If you have multiple sclerosis (MS) you probably already know your type. But what you may not know are the differences between your type and the other types of MS. Each type is unique and has different symptoms and treatment methods.

There are four different types of MS:

  • clinically isolated syndrome (CIS)
  • relapsing-remitting MS (RRMS)
  • primary-progressive MS (PPMS)
  • secondary-progressive MS (SPMS)

Out of these four types, research has shown that RRMS and PPMS are more similar than their symptoms reveal. Keep reading to learn about these two types of MS and what research has to say about their similarities.

Relapsing-remitting MS (RRMS)

RRMS is the most common form of MS. It affects as many as 85 percent at initial diagnosis. RRMS is characterized by flare-ups or attacks of inflammation in the central nervous system. These flare-ups are followed by remission periods with improved or completely resolved symptoms. People who’ve been living with RRMS for 10 years gradually develop SPMS.

RRMS symptoms come on suddenly and include episodes of:

  • fatigue
  • numbness and tingling
  • spasticity or stiffness
  • disturbed vision
  • bladder and bowel problems
  • cognitive issues

There are several disease-modifying therapies available to treat RRMS. Many of these can also be used to treat progressive forms of MS in those that experience relapses.

Primary-progressive MS (PPMS)

PPMS is characterized by a steady worsening of neurologic function without distinct attacks or remission periods. This type of MS involves considerably less of the type of inflammation seen in RRMS, resulting in fewer brain lesions and more spinal cord lesions.

There are currently no medications approved by the FDA for treating PPMS. However, disease-modifying medications used to treat other forms of MS may help reduce inflammation in the central nervous system. This is where nerve degeneration occurs for those with PPMS.
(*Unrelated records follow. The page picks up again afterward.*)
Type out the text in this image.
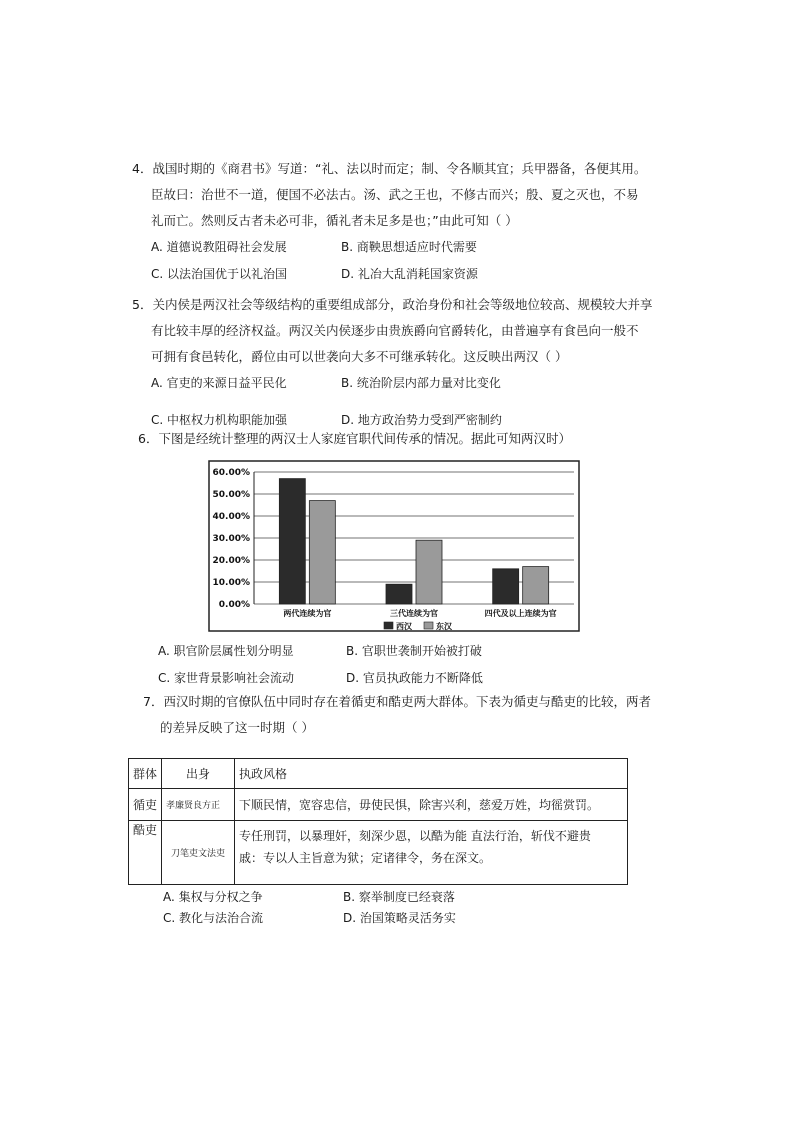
4．战国时期的《商君书》写道：“礼、法以时而定；制、令各顺其宜；兵甲器备，各便其用。
臣故曰：治世不一道，便国不必法古。汤、武之王也，不修古而兴；殷、夏之灭也，不易
礼而亡。然则反古者未必可非，循礼者未足多是也；”由此可知（ ）
A. 道德说教阻碍社会发展	B. 商鞅思想适应时代需要
C. 以法治国优于以礼治国	D. 礼冶大乱消耗国家资源
5．关内侯是两汉社会等级结构的重要组成部分，政治身份和社会等级地位较高、规模较大并享
有比较丰厚的经济权益。两汉关内侯逐步由贵族爵向官爵转化，由普遍享有食邑向一般不
可拥有食邑转化，爵位由可以世袭向大多不可继承转化。这反映出两汉（ ）
A. 官吏的来源日益平民化	B. 统治阶层内部力量对比变化
C. 中枢权力机构职能加强	D. 地方政治势力受到严密制约
6．下图是经统计整理的两汉士人家庭官职代间传承的情况。据此可知两汉时）
60.00%
50.00%
40.00%
30.00%
20.00%
10.00%
0.00%
两代连续为官	三代连续为官	四代及以上连续为官
西汉	东汉
A. 职官阶层属性划分明显	B. 官职世袭制开始被打破
C. 家世背景影响社会流动	D. 官员执政能力不断降低
7．西汉时期的官僚队伍中同时存在着循吏和酷吏两大群体。下表为循吏与酷吏的比较，两者
的差异反映了这一时期（ ）
群体	出身	执政风格
循吏	孝廉贤良方正	下顺民情，宽容忠信，毋使民惧，除害兴利，慈爱万姓，均徭赏罚。
酷吏	刀笔吏文法吏	专任刑罚，以暴理奸，刻深少恩，以酷为能 直法行治，斩伐不避贵
戚：专以人主旨意为狱；定诸律令，务在深文。
A. 集权与分权之争	B. 察举制度已经衰落
C. 教化与法治合流	D. 治国策略灵活务实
New research and clinical trials are ongoing to find a medication specifically for PPMS.


The following are some of the key differences between RRMS and PPMS:

RRMS is diagnosed earlier. Most people are diagnosed with RRMS in their 20s and 30s.PPMS is diagnosed later. Most people are diagnosed with PPMS in their 40s and 50s.
People with RRMS tend to have more brain lesions with more inflammatory cells.Those with PPMS tend to have more spinal cord lesions and fewer inflammatory cells.
RRMS affects women two to three times more often than men.PPMS affects men and women equally.
People with RRMS will likely have mobility issues, but these issues are more gradual. People with PPMS often experience more mobility issues and have more trouble walking.

In general, PPMS tends to be more debilitating than RRMS. Those with PPMS may therefore also find it more difficult to continue working because of their impaired mobility and declining neurologic function.


As far as symptoms, RRMS and PPMS are oftentimes very different from each other. People with RRMS enter periods of flare-ups and remission, while those with PPMS are in a continual phase of deterioration.

However, recent research has shown through MRI scans that certain characteristics, such as the amount of demyelination, overlap. More research is still needed to see if there are other links between RRMS and PPMS.